Nu heb ik net de biografie over Van Oorschot gelezen, dus dit boekje bevatte weinig nieuws, anders dan wat gedachten van de schrijver over de uitgever. Zo is er aardig wat gecorrespondeerd tussen de twee. Van Oorschot was überhaupt iemand die vaak en veel brieven schreef. Brouwers;
Zijn brieven waren de bliksemafleiders van zijn momentane stemmingen, – hij moet er, zegt men, in de loop van zijn leven ongeveer dertigduizend of meer hebben geschreven: zouden die ooit worden gepubliceerd, dan vullen ze een plank vol dundrukdelen…Mochten al die brieven even schitterend zijn als het merendeel van de brieven die ik van hem heb ontvangen, moet het nageslacht niet nalaten subsidies bij elkaar te harken ter bekostiging van de integrale publikatie ervan.
Inmiddels zijn we wat jaren verder en is niet alles integraal gepubliceerd, maar is Brieven van een uitgever inmiddels nog her en der te koop.
Van Oorschot ‘bevaderde’ graag de schrijvers met wie hij omging, maar Brouwers liet dat niet toe. Toch was hij niet ongevoelig voor zijn kritiek en adviezen. Zo vertelde hij Brouwers dat hij zich op zijn schrijverschap moest concentreren;
Jij moet hier weg, zei hij.
Om hem exact te citeren, hij zei; ‘Je moet van je tuurtouw los’. Die uitdrukking hoorde ik toen voor het eerst. Dat is het touw waarmee een schaap aan een paaltje vastzit om hem een bepaald stuk land te laten afgrazen. Ik moest weg uit ‘het verdomde Vlaanderen’, ik moest een andere, een Nederlandse uitgever zoeken…
Hoewel Van Oorschot niet zijn uitgever zou worden bleven de twee contact houden. Soms was er ruzie, maar dat contact bleef, hoewel Van Oorschot daar ook wel eens onrustig over was;
Toen ik met de samenstelling van mijn brievenboeken bezig was, vond Geert het niet goed dat mijn brieven aan hem daar ook in terecht zouden komen: ‘laten wij de wonden die we elkaar hebben toegebracht barmhartig afgedekt houden’, zei hij.

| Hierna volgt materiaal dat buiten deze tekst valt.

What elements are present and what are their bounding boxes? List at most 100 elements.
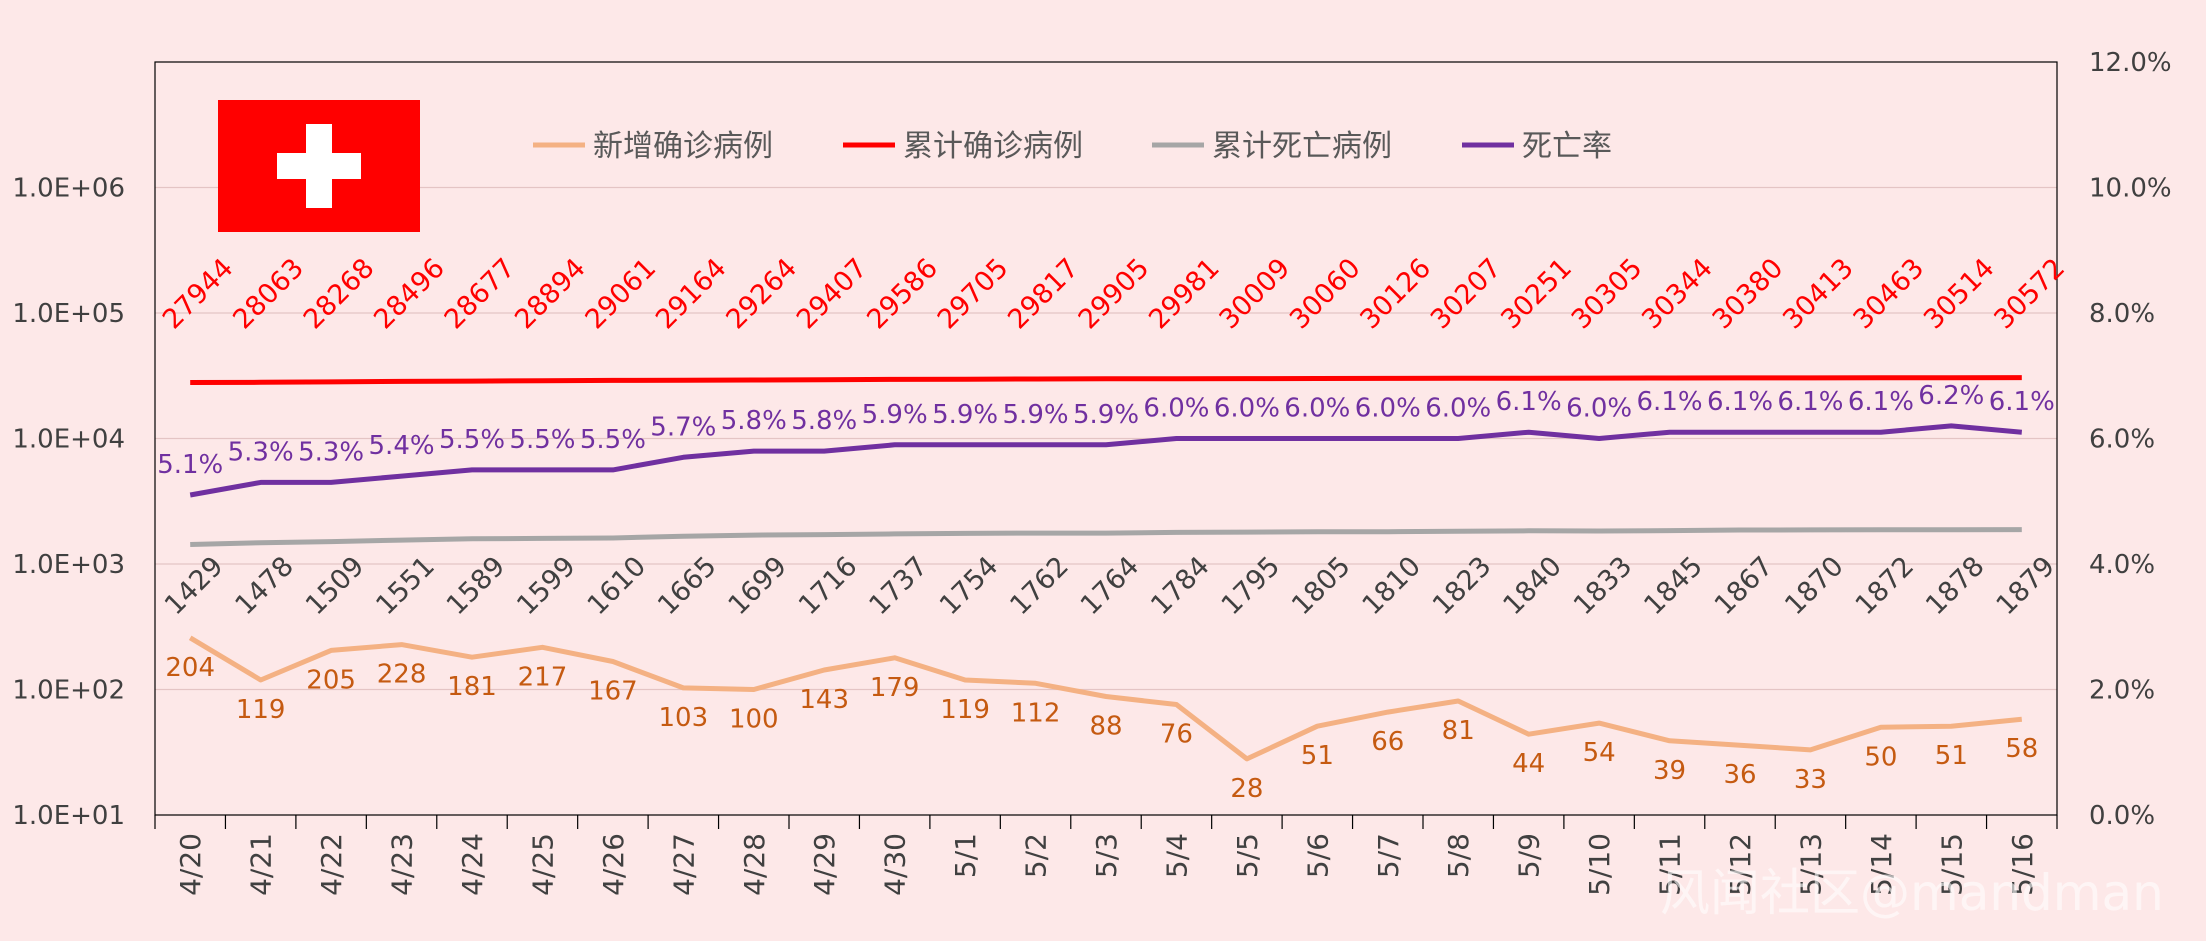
new-cases-label: 51 (1935, 741, 1968, 771)
cumulative-confirmed-label: 30572 (1988, 253, 2071, 336)
death-rate-label: 5.3% (298, 437, 364, 467)
series-lines (188, 375, 2023, 762)
x-tick-label: 4/23 (386, 833, 419, 896)
death-rate-label: 6.1% (1989, 387, 2055, 417)
x-tick-label: 5/5 (1231, 833, 1264, 878)
cumulative-confirmed-label: 29264 (720, 253, 803, 336)
legend-label-3: 累计死亡病例 (1212, 129, 1392, 164)
x-tick-label: 5/10 (1583, 833, 1616, 896)
new-cases-label: 33 (1794, 765, 1827, 795)
x-tick-label: 4/25 (526, 833, 559, 896)
cumulative-deaths-label: 1610 (582, 551, 653, 622)
y-right-tick-label: 0.0% (2089, 801, 2155, 831)
cumulative-deaths-label: 1833 (1568, 551, 1639, 622)
x-tick-label: 5/13 (1794, 833, 1827, 896)
cumulative-deaths-label: 1737 (863, 551, 934, 622)
new-cases-label: 28 (1230, 774, 1263, 804)
cumulative-confirmed-label: 28063 (227, 253, 310, 336)
x-tick-label: 5/1 (949, 833, 982, 878)
new-cases-label: 81 (1442, 716, 1475, 746)
new-cases-label: 228 (377, 660, 427, 690)
x-tick-label: 5/6 (1301, 833, 1334, 878)
plot-frame (154, 61, 2058, 816)
x-tick-label: 4/28 (738, 833, 771, 896)
cumulative-confirmed-label: 30380 (1707, 253, 1790, 336)
cumulative-deaths-label: 1867 (1709, 551, 1780, 622)
new-cases-label: 181 (447, 672, 497, 702)
new-cases-label: 88 (1089, 711, 1122, 741)
y-right-tick-label: 2.0% (2089, 676, 2155, 706)
y-left-tick-label: 1.0E+01 (12, 801, 125, 831)
y-right-tick-label: 4.0% (2089, 550, 2155, 580)
death-rate-label: 5.3% (228, 437, 294, 467)
cumulative-deaths-label: 1810 (1357, 551, 1428, 622)
death-rate-label: 6.0% (1214, 394, 1280, 424)
cumulative-deaths-label: 1872 (1850, 551, 1921, 622)
x-tick-label: 4/21 (245, 833, 278, 896)
cumulative-deaths-label: 1551 (370, 551, 441, 622)
x-tick-label: 4/27 (667, 833, 700, 896)
new-cases-label: 204 (165, 653, 215, 683)
new-cases-label: 112 (1011, 698, 1061, 728)
x-tick-label: 5/4 (1160, 833, 1193, 878)
death-rate-label: 5.5% (509, 425, 575, 455)
cumulative-confirmed-label: 30207 (1425, 253, 1508, 336)
death-rate-label: 5.5% (439, 425, 505, 455)
cumulative-confirmed-label: 30305 (1566, 253, 1649, 336)
cumulative-confirmed-label: 30463 (1848, 253, 1931, 336)
cumulative-deaths-label: 1665 (652, 551, 723, 622)
x-tick-label: 5/2 (1020, 833, 1053, 878)
death-rate-label: 6.1% (1707, 387, 1773, 417)
legend-label-4: 死亡率 (1522, 129, 1612, 164)
new-cases-label: 100 (729, 705, 779, 735)
y-left-tick-label: 1.0E+05 (12, 299, 125, 329)
cumulative-confirmed-label: 27944 (157, 253, 240, 336)
death-rate-label: 6.0% (1355, 394, 1421, 424)
death-rate-label: 5.8% (791, 406, 857, 436)
death-rate-label: 6.1% (1496, 387, 1562, 417)
cumulative-deaths-label: 1509 (300, 551, 371, 622)
series-line-1 (188, 635, 2023, 762)
new-cases-label: 217 (518, 662, 568, 692)
cumulative-confirmed-label: 30060 (1284, 253, 1367, 336)
death-rate-label: 6.0% (1284, 394, 1350, 424)
y-left-tick-label: 1.0E+06 (12, 174, 125, 204)
cumulative-deaths-label: 1795 (1216, 551, 1287, 622)
new-cases-label: 58 (2005, 734, 2038, 764)
new-cases-label: 179 (870, 673, 920, 703)
death-rate-label: 6.1% (1848, 387, 1914, 417)
cumulative-confirmed-label: 30514 (1918, 253, 2001, 336)
cumulative-confirmed-label: 28496 (368, 253, 451, 336)
cumulative-deaths-label: 1784 (1145, 551, 1216, 622)
cumulative-confirmed-label: 30009 (1214, 253, 1297, 336)
new-cases-label: 51 (1301, 741, 1334, 771)
new-cases-label: 143 (799, 685, 849, 715)
cumulative-deaths-label: 1879 (1991, 551, 2062, 622)
death-rate-label: 5.8% (721, 406, 787, 436)
death-rate-label: 5.4% (369, 431, 435, 461)
cumulative-deaths-label: 1478 (229, 551, 300, 622)
y-right-tick-label: 10.0% (2089, 174, 2172, 204)
death-rate-label: 6.0% (1425, 394, 1491, 424)
cumulative-deaths-label: 1699 (723, 551, 794, 622)
x-tick-label: 4/20 (174, 833, 207, 896)
cumulative-deaths-label: 1429 (159, 551, 230, 622)
cumulative-deaths-label: 1599 (511, 551, 582, 622)
x-tick-label: 4/29 (808, 833, 841, 896)
death-rate-label: 6.2% (1918, 381, 1984, 411)
cumulative-confirmed-label: 29905 (1073, 253, 1156, 336)
cumulative-deaths-label: 1754 (934, 551, 1005, 622)
cumulative-confirmed-label: 28677 (439, 253, 522, 336)
x-tick-label: 5/12 (1724, 833, 1757, 896)
x-tick-label: 5/7 (1372, 833, 1405, 878)
death-rate-label: 6.0% (1143, 394, 1209, 424)
x-tick-label: 4/26 (597, 833, 630, 896)
cumulative-deaths-label: 1805 (1286, 551, 1357, 622)
y-left-tick-label: 1.0E+03 (12, 550, 125, 580)
x-tick-label: 5/14 (1865, 833, 1898, 896)
death-rate-label: 6.1% (1777, 387, 1843, 417)
cumulative-deaths-label: 1845 (1638, 551, 1709, 622)
new-cases-label: 76 (1160, 719, 1193, 749)
x-tick-label: 4/30 (879, 833, 912, 896)
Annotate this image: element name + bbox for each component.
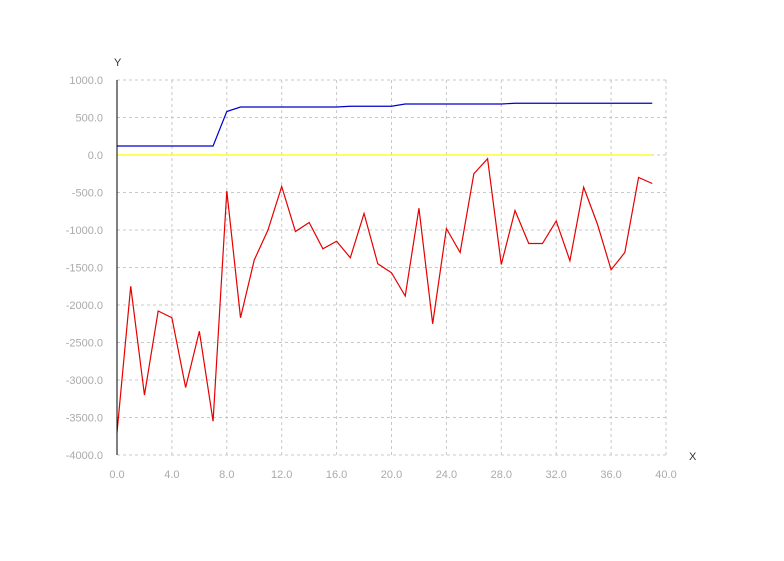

Wat mij toch nieuwsgierig maakt naar zijn brievenboek, ik vermoed dat ik nog niet uitgelezen ben over de man. Het einde van dit in memoriam is des Brouwers en toch weer mooi;
In ieder mensenbestaan keert bij tijden éénzelfde feit terug, uit welke constante zich geleidelijkaan een levensthema ontwikkelt, steeds in varianten herhaald, zoals in een symfonisch werk. (‘Een witte ijsmuts met zo’n bolletje had hij op zijn kop. Ga nou maar slapen Geert zei hij, godverdomme.’)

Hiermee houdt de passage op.